Prudent Business owners often seek to protect their products, services, secrets, clients or techniques from being used by their competitors, or even worse, one of their own partners or employees who decides to leave the business.  As such, a business owner may enter into a non-competition or non-solicitation agreements with their partners or employees to restrict the ability of the partner or employee from directly competing with the business and/or taking clients away from the business when they decide to leave.
The degree to which a non-compete or non-solicitation agreement would be enforced by a court against a departing employee or partner varies depending on which state’s laws will be used to interpret the agreement.  However, the general rule derived from English Common Law was to hold these types of agreements unenforceable as an unreasonable restraint on trade since the presumption is that everyone has a right to make a living.
However, courts are more likely to uphold and enforce a non-competition agreement if it is limited in time and scope to what is necessary to protect the legitimate interests of the business.  On the one hand, if the agreement is overly broad in time or scope, for example, an employment agreement which provides that upon leaving the Company, Joe Employee agrees not to engage in any similar lines of work anywhere in the state for a period of ten (10) years would likely be unenforceable in many states as an unreasonable restraint on a person’s right to make a living.   On the other hand, if a business has developed a confidential client list over a period of time which it identifies as its intellectual property, courts may very well enforce an agreement that prohibits a departing employee from using information from that confidential client list.

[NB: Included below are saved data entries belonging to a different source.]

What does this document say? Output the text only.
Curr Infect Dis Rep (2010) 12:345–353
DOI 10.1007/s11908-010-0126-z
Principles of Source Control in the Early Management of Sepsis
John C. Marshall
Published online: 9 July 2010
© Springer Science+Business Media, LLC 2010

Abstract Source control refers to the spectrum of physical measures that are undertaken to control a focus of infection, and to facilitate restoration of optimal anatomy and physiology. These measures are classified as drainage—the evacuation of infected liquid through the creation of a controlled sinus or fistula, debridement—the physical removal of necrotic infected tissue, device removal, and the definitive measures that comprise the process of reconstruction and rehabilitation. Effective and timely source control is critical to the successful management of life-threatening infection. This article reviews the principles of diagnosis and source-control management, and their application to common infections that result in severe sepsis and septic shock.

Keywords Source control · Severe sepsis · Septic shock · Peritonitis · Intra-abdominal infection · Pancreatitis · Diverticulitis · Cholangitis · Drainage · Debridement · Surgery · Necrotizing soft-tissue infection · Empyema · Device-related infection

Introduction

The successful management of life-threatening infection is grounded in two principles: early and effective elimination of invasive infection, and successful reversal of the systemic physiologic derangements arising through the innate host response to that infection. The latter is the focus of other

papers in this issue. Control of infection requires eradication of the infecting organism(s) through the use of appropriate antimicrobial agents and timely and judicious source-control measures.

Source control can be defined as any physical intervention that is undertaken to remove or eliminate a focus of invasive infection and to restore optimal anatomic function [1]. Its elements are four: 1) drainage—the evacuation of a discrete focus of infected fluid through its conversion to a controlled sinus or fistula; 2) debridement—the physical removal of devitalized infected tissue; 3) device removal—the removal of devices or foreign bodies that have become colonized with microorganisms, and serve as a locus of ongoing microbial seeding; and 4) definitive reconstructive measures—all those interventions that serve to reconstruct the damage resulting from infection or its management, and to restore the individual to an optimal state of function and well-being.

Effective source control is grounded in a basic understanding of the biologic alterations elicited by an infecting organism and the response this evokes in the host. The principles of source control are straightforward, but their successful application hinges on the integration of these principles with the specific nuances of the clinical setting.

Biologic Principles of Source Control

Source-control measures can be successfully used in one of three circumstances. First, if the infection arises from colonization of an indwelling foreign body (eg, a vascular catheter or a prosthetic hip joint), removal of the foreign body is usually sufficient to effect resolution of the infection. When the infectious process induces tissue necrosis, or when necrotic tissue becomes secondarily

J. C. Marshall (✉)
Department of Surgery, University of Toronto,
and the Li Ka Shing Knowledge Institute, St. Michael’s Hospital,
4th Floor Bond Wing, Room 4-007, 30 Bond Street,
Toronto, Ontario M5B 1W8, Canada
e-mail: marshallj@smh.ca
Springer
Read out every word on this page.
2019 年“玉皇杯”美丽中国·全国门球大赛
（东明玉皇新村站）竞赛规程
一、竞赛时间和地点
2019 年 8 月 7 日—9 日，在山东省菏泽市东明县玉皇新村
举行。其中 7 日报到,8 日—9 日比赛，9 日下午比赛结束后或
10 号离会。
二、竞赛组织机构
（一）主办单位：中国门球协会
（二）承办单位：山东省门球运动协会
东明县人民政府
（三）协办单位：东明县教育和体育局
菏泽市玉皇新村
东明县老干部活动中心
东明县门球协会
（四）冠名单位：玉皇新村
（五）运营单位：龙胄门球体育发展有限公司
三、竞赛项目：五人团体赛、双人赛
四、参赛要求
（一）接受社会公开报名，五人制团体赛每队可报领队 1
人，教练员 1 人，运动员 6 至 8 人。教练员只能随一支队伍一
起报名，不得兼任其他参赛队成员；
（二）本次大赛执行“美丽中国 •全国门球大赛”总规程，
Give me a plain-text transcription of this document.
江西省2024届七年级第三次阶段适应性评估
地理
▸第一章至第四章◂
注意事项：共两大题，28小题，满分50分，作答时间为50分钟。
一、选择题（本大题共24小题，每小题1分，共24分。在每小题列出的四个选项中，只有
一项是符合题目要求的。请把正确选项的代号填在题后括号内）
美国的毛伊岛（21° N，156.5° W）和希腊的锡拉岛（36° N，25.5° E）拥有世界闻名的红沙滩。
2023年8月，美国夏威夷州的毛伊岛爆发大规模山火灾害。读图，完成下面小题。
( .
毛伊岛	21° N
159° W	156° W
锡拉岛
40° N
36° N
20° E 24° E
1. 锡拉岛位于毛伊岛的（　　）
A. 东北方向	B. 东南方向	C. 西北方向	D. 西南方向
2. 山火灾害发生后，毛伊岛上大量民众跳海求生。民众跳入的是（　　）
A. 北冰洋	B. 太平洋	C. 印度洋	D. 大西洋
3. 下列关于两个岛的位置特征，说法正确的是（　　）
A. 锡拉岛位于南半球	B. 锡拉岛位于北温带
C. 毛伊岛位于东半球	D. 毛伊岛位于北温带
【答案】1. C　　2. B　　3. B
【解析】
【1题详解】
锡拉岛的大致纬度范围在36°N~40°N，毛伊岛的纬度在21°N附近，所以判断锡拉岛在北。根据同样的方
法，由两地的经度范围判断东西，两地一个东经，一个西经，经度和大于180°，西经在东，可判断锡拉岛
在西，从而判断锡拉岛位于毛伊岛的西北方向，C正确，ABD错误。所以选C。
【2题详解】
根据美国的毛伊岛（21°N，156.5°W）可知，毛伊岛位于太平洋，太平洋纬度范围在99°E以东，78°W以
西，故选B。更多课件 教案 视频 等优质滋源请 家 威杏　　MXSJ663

Drafting a non-competition agreement that will likely pass muster with the court will require an analysis of how such agreements are viewed in the particular state(s) where business is conducted as well whether the agreement truly serves a legitimate business purposes and is narrowly tailored to serve those ends, or whether it unduly restrict an individual’s right to earn a living.  Nevertheless, if your business utilizes any information or asset which it wishes to protect, having the right agreement in writing is a must!
If you have questions regarding  non-solicitation or non-compete agreements or would like assistance with preparing such agreements, please contact one of the attorneys of KKOS and we can advise you on strategies to protect your valuable business.
Lee Chen is an associate attorney at the Irvine, California office of Kyler Kohler Ostermiller, and Sorensen, LLP (“KKOS Lawyers”) and helps clients daily around the country with common contract issues relating to their businesses, investments, and real estate. He can be reached at [email protected] or by phone at (888) 801-0010.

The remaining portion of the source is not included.